The spin-opposite scaling (SOS) approach originates from MP2 where it was realized that the same spin contributions can be completely neglected, if the opposite spin components are scaled appropriately. In a similar way it is possible to simplify the second order ADC equations by neglecting the same spin contributions in the ADC matrix, while the opposite-spin contributions are scaled with appropriate semi-empirical parameters.Hellweg:2008, Winter:2011, Krauter:2013

Starting from the SOS-MP2 ground state the same scaling parameter $c_{T}=1.3$ is introduced into the ADC equations to scale the $t_{2}$ amplitudes. This alone, however, does not result in any computational savings or substantial improvements of the ADC(2) results. In addition, the opposite spin components in the ph/2p2h and 2p2h/ph coupling blocks have to be scaled using a second parameter $c_{c}$ to obtain a useful SOS-ADC(2)-s model.
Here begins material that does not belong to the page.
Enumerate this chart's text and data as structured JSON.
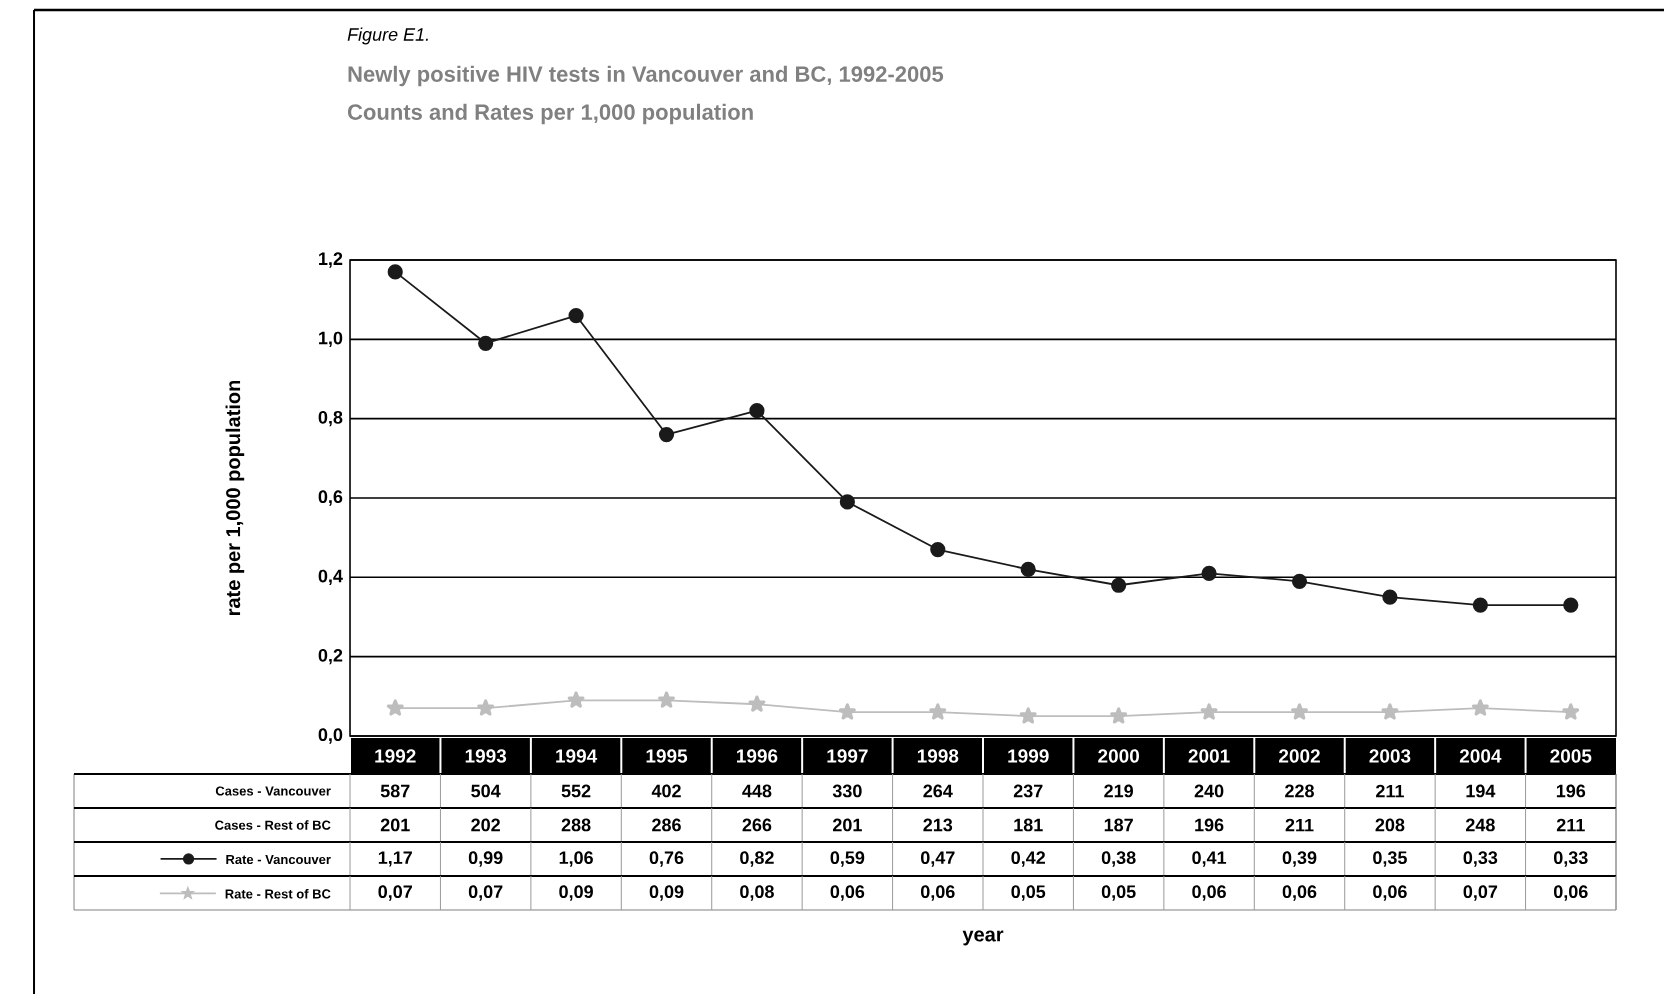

With this model the optimal value of the parameter $c_{c}$ has been found to be 1.17 for the calculation of singlet excited states.Winter:2011

To extend the SOS approximation to the ADC(2)-x method yet another scaling parameter $c_{x}$ for the opposite spin components of the off-diagonal elements in the 2p2h/2p2h block has to be introduced. Here, the optimal values of the scaling parameters have been determined as $c_{c}=1.0$ and $c_{x}=0.9$ keeping $c_{T}$ unchanged.Krauter:2013

The spin-opposite scaling models can be invoked by setting METHOD to either SOSADC(2) or SOSADC(2)-x. By default, the scaling parameters are chosen as the optimal values reported above, i.e. $c_{T}=1.3$ and $c_{c}=1.17$ for ADC(2)-s and $c_{T}=1.3$, $c_{c}=1.0$, and $c_{x}=0.9$ for ADC(2)-x. However, it is possible to adjust any of the three parameters by setting ADC_C_T, ADC_C_C, or ADC_C_X, respectively.